Method: We propose the first QML framework explicitly designed for *trustworthiness*, built upon a tripartite quantum trust foundation: (i) uncertainty decomposition grounded in quantum information theory, (ii) theoretical robustness bounds derived from trace distance, and (iii) a differential privacy mechanism tailored to hybrid quantum-classical computation. The framework integrates parameterized quantum circuits, uncertainty quantification, adversarial robustness analysis, and quantum-classical channel modeling.
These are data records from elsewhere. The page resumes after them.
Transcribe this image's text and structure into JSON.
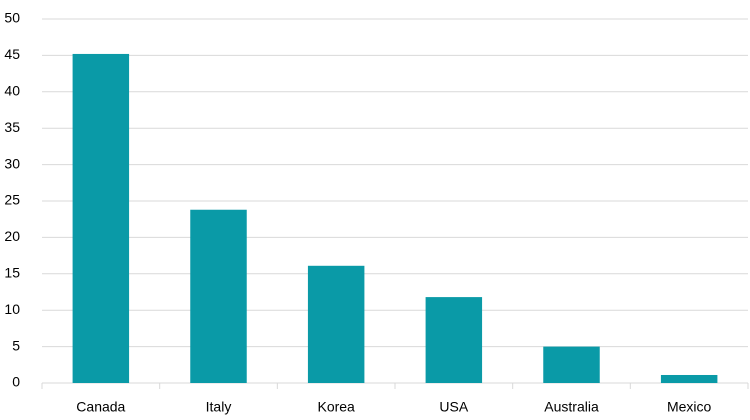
{
  "chart_data": {
    "type": "bar",
    "categories": [
      "Canada",
      "Italy",
      "Korea",
      "USA",
      "Australia",
      "Mexico"
    ],
    "values": [
      45.2,
      23.8,
      16.1,
      11.8,
      5,
      1.1
    ],
    "color": "#0a9aa7",
    "ylim": [
      0,
      50
    ],
    "yticks": [
      0,
      5,
      10,
      15,
      20,
      25,
      30,
      35,
      40,
      45,
      50
    ],
    "grid": true
  }
}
Results: Evaluated on real NISQ hardware, our unified trust assessment pipeline reveals—empirically and for the first time—the quantitative relationship between prediction uncertainty and system risk, the asymmetry in attack-defense vulnerability, and the fundamental privacy-utility trade-off in QML.
📝 Abstract
Quantum machine learning (QML) is a promising paradigm for tackling computational problems that challenge classical AI. Yet, the inherent probabilistic behavior of quantum mechanics, device noise in NISQ hardware, and hybrid quantum-classical execution pipelines introduce new risks that prevent reliable deployment of QML in real-world, safety-critical settings. This research offers a broad roadmap for Trustworthy Quantum Machine Learning (TQML), integrating three foundational pillars of reliability: (i) uncertainty quantification for calibrated and risk-aware decision making, (ii) adversarial robustness against classical and quantum-native threat models, and (iii) privacy preservation in distributed and delegated quantum learning scenarios. We formalize quantum-specific trust metrics grounded in quantum information theory, including a variance-based decomposition of predictive uncertainty, trace-distance-bounded robustness, and differential privacy for hybrid learning channels. To demonstrate feasibility on current NISQ devices, we validate a unified trust assessment pipeline on parameterized quantum classifiers, uncovering correlations between uncertainty and prediction risk, an asymmetry in attack vulnerability between classical and quantum state perturbations, and privacy-utility trade-offs driven by shot noise and quantum channel noise. This roadmap seeks to define trustworthiness as a first-class design objective for quantum AI.